Does Criminalization of Speech Violate the First Amendment ?

In People v. Todaro, 26 N.Y.2d 325, 310 N.Y.S.2d 303, 258 N.E.2d 711 (1970), the court held that the defendant's "single, equivocal statement" was not sufficient to establish beyond a reasonable doubt that the defendant intended to harass or alarm. The court added that something more must be shown that a defendant, who angered or annoyed, expressed his anger or annoyance inappropriately, particularly in the absence of proof of any further words or acts tending to confirm the criminal nature of the act charged. Id. Similarly, in People v.
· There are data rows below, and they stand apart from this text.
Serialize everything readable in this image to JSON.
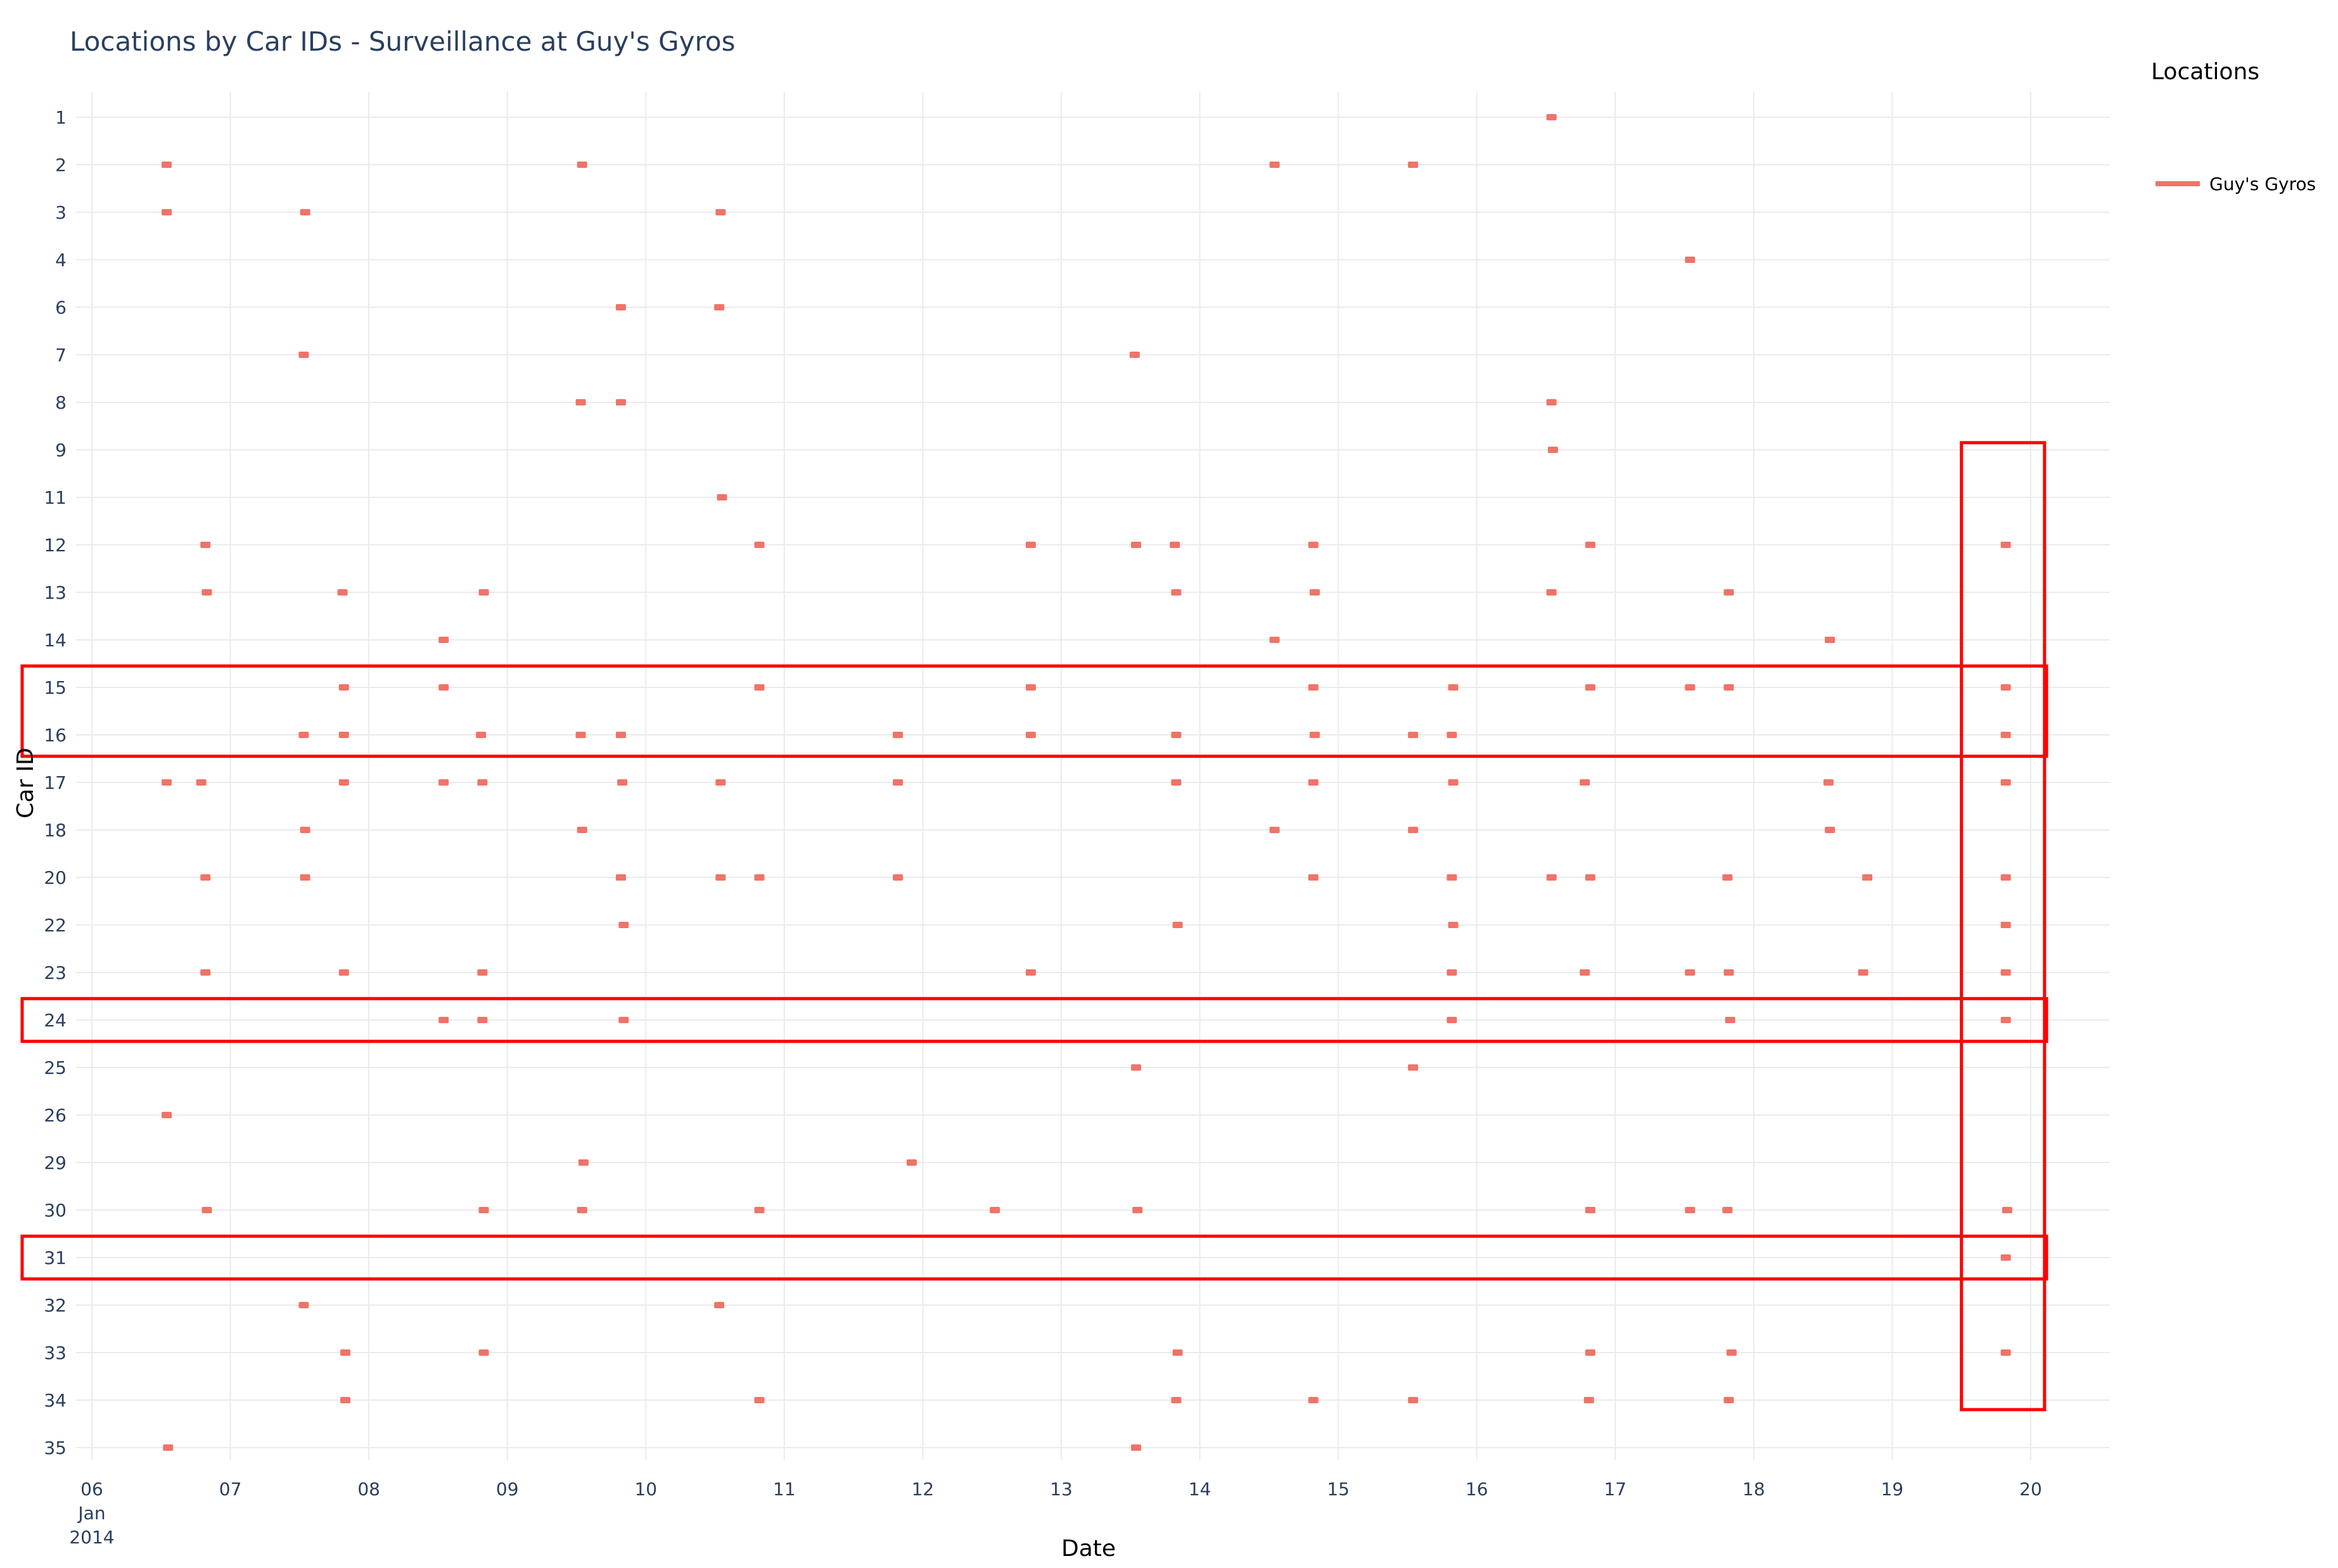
{
  "chart_data": {
    "type": "scatter",
    "title": "Locations by Car IDs - Surveillance at Guy's Gyros",
    "xlabel": "Date",
    "ylabel": "Car ID",
    "x_axis_format": "day of month; first tick also shows 'Jan' and '2014'",
    "x_range": [
      "2014-01-06",
      "2014-01-20"
    ],
    "x_tick_labels": [
      "06",
      "07",
      "08",
      "09",
      "10",
      "11",
      "12",
      "13",
      "14",
      "15",
      "16",
      "17",
      "18",
      "19",
      "20"
    ],
    "x_first_tick_month": "Jan",
    "x_first_tick_year": "2014",
    "y_categories": [
      "1",
      "2",
      "3",
      "4",
      "6",
      "7",
      "8",
      "9",
      "11",
      "12",
      "13",
      "14",
      "15",
      "16",
      "17",
      "18",
      "20",
      "22",
      "23",
      "24",
      "25",
      "26",
      "29",
      "30",
      "31",
      "32",
      "33",
      "34",
      "35"
    ],
    "grid": true,
    "legend": {
      "title": "Locations",
      "position": "top-right",
      "entries": [
        {
          "name": "Guy's Gyros",
          "color": "#f07368"
        }
      ]
    },
    "series": [
      {
        "name": "Guy's Gyros",
        "color": "#f07368",
        "points": [
          {
            "car": "1",
            "x": 16.54
          },
          {
            "car": "2",
            "x": 6.54
          },
          {
            "car": "2",
            "x": 9.54
          },
          {
            "car": "2",
            "x": 14.54
          },
          {
            "car": "2",
            "x": 15.54
          },
          {
            "car": "3",
            "x": 6.54
          },
          {
            "car": "3",
            "x": 7.54
          },
          {
            "car": "3",
            "x": 10.54
          },
          {
            "car": "4",
            "x": 17.54
          },
          {
            "car": "6",
            "x": 9.82
          },
          {
            "car": "6",
            "x": 10.53
          },
          {
            "car": "7",
            "x": 7.53
          },
          {
            "car": "7",
            "x": 13.53
          },
          {
            "car": "8",
            "x": 9.53
          },
          {
            "car": "8",
            "x": 9.82
          },
          {
            "car": "8",
            "x": 16.54
          },
          {
            "car": "9",
            "x": 16.55
          },
          {
            "car": "11",
            "x": 10.55
          },
          {
            "car": "12",
            "x": 6.82
          },
          {
            "car": "12",
            "x": 10.82
          },
          {
            "car": "12",
            "x": 12.78
          },
          {
            "car": "12",
            "x": 13.54
          },
          {
            "car": "12",
            "x": 13.82
          },
          {
            "car": "12",
            "x": 14.82
          },
          {
            "car": "12",
            "x": 16.82
          },
          {
            "car": "12",
            "x": 19.82
          },
          {
            "car": "13",
            "x": 6.83
          },
          {
            "car": "13",
            "x": 7.81
          },
          {
            "car": "13",
            "x": 8.83
          },
          {
            "car": "13",
            "x": 13.83
          },
          {
            "car": "13",
            "x": 14.83
          },
          {
            "car": "13",
            "x": 16.54
          },
          {
            "car": "13",
            "x": 17.82
          },
          {
            "car": "14",
            "x": 8.54
          },
          {
            "car": "14",
            "x": 14.54
          },
          {
            "car": "14",
            "x": 18.55
          },
          {
            "car": "15",
            "x": 7.82
          },
          {
            "car": "15",
            "x": 8.54
          },
          {
            "car": "15",
            "x": 10.82
          },
          {
            "car": "15",
            "x": 12.78
          },
          {
            "car": "15",
            "x": 14.82
          },
          {
            "car": "15",
            "x": 15.83
          },
          {
            "car": "15",
            "x": 16.82
          },
          {
            "car": "15",
            "x": 17.54
          },
          {
            "car": "15",
            "x": 17.82
          },
          {
            "car": "15",
            "x": 19.82
          },
          {
            "car": "16",
            "x": 7.53
          },
          {
            "car": "16",
            "x": 7.82
          },
          {
            "car": "16",
            "x": 8.81
          },
          {
            "car": "16",
            "x": 9.53
          },
          {
            "car": "16",
            "x": 9.82
          },
          {
            "car": "16",
            "x": 11.82
          },
          {
            "car": "16",
            "x": 12.78
          },
          {
            "car": "16",
            "x": 13.83
          },
          {
            "car": "16",
            "x": 14.83
          },
          {
            "car": "16",
            "x": 15.54
          },
          {
            "car": "16",
            "x": 15.82
          },
          {
            "car": "16",
            "x": 19.82
          },
          {
            "car": "17",
            "x": 6.54
          },
          {
            "car": "17",
            "x": 6.79
          },
          {
            "car": "17",
            "x": 7.82
          },
          {
            "car": "17",
            "x": 8.54
          },
          {
            "car": "17",
            "x": 8.82
          },
          {
            "car": "17",
            "x": 9.83
          },
          {
            "car": "17",
            "x": 10.54
          },
          {
            "car": "17",
            "x": 11.82
          },
          {
            "car": "17",
            "x": 13.83
          },
          {
            "car": "17",
            "x": 14.82
          },
          {
            "car": "17",
            "x": 15.83
          },
          {
            "car": "17",
            "x": 16.78
          },
          {
            "car": "17",
            "x": 18.54
          },
          {
            "car": "17",
            "x": 19.82
          },
          {
            "car": "18",
            "x": 7.54
          },
          {
            "car": "18",
            "x": 9.54
          },
          {
            "car": "18",
            "x": 14.54
          },
          {
            "car": "18",
            "x": 15.54
          },
          {
            "car": "18",
            "x": 18.55
          },
          {
            "car": "20",
            "x": 6.82
          },
          {
            "car": "20",
            "x": 7.54
          },
          {
            "car": "20",
            "x": 9.82
          },
          {
            "car": "20",
            "x": 10.54
          },
          {
            "car": "20",
            "x": 10.82
          },
          {
            "car": "20",
            "x": 11.82
          },
          {
            "car": "20",
            "x": 14.82
          },
          {
            "car": "20",
            "x": 15.82
          },
          {
            "car": "20",
            "x": 16.54
          },
          {
            "car": "20",
            "x": 16.82
          },
          {
            "car": "20",
            "x": 17.81
          },
          {
            "car": "20",
            "x": 18.82
          },
          {
            "car": "20",
            "x": 19.82
          },
          {
            "car": "22",
            "x": 9.84
          },
          {
            "car": "22",
            "x": 13.84
          },
          {
            "car": "22",
            "x": 15.83
          },
          {
            "car": "22",
            "x": 19.82
          },
          {
            "car": "23",
            "x": 6.82
          },
          {
            "car": "23",
            "x": 7.82
          },
          {
            "car": "23",
            "x": 8.82
          },
          {
            "car": "23",
            "x": 12.78
          },
          {
            "car": "23",
            "x": 15.82
          },
          {
            "car": "23",
            "x": 16.78
          },
          {
            "car": "23",
            "x": 17.54
          },
          {
            "car": "23",
            "x": 17.82
          },
          {
            "car": "23",
            "x": 18.79
          },
          {
            "car": "23",
            "x": 19.82
          },
          {
            "car": "24",
            "x": 8.54
          },
          {
            "car": "24",
            "x": 8.82
          },
          {
            "car": "24",
            "x": 9.84
          },
          {
            "car": "24",
            "x": 15.82
          },
          {
            "car": "24",
            "x": 17.83
          },
          {
            "car": "24",
            "x": 19.82
          },
          {
            "car": "25",
            "x": 13.54
          },
          {
            "car": "25",
            "x": 15.54
          },
          {
            "car": "26",
            "x": 6.54
          },
          {
            "car": "29",
            "x": 9.55
          },
          {
            "car": "29",
            "x": 11.92
          },
          {
            "car": "30",
            "x": 6.83
          },
          {
            "car": "30",
            "x": 8.83
          },
          {
            "car": "30",
            "x": 9.54
          },
          {
            "car": "30",
            "x": 10.82
          },
          {
            "car": "30",
            "x": 12.52
          },
          {
            "car": "30",
            "x": 13.55
          },
          {
            "car": "30",
            "x": 16.82
          },
          {
            "car": "30",
            "x": 17.54
          },
          {
            "car": "30",
            "x": 17.81
          },
          {
            "car": "30",
            "x": 19.83
          },
          {
            "car": "31",
            "x": 19.82
          },
          {
            "car": "32",
            "x": 7.53
          },
          {
            "car": "32",
            "x": 10.53
          },
          {
            "car": "33",
            "x": 7.83
          },
          {
            "car": "33",
            "x": 8.83
          },
          {
            "car": "33",
            "x": 13.84
          },
          {
            "car": "33",
            "x": 16.82
          },
          {
            "car": "33",
            "x": 17.84
          },
          {
            "car": "33",
            "x": 19.82
          },
          {
            "car": "34",
            "x": 7.83
          },
          {
            "car": "34",
            "x": 10.82
          },
          {
            "car": "34",
            "x": 13.83
          },
          {
            "car": "34",
            "x": 14.82
          },
          {
            "car": "34",
            "x": 15.54
          },
          {
            "car": "34",
            "x": 16.81
          },
          {
            "car": "34",
            "x": 17.82
          },
          {
            "car": "35",
            "x": 6.55
          },
          {
            "car": "35",
            "x": 13.54
          }
        ]
      }
    ],
    "highlight_boxes": [
      {
        "type": "rows",
        "cars": [
          "15",
          "16"
        ]
      },
      {
        "type": "rows",
        "cars": [
          "24"
        ]
      },
      {
        "type": "rows",
        "cars": [
          "31"
        ]
      },
      {
        "type": "column",
        "x_range": [
          19.5,
          20.1
        ],
        "car_range": [
          "9",
          "34"
        ]
      }
    ],
    "highlight_color": "#ff0000"
  }
}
Dietze, 75 N.Y.2d 47, 550 N.Y.S.2d 595, 549 N.E.2d 1166 (1989), the Court of Appeals reversed the defendant's conviction because there had been no proof on the record showing that the defendant's threat was "either serious, should reasonably have been taken to be serious, or was confirmed by other words or actions showing that it was anything more than a crude outburst" Id., at 53-54. In other cases where only single incidents were alleged, courts have held that the expression of personal opinion, albeit annoying and/or obscene speech, does not raise the character of an incident to the level of harassment. People v. Hogan, 172 Misc.2d 279, 664 N.Y.S.2d 204 (Crim. Ct. 1997); People v. Zullo, 170 Misc.2d 200, 650 N.Y.S.2d 926 (1st Dist. Ct. 1996). In such cases, the courts concluded that the conduct complained of amounted to no more than emotional outbursts, and that while it may have been abusive and cruel, it was not criminal. Id. Furthermore, the registering of displeasure with another person has been held to be legitimate, protected speech. Thus, criminalization of speech, no matter how fowl or profane would violate the First Amendment. Dietze, supra; People v. Zullo, supra.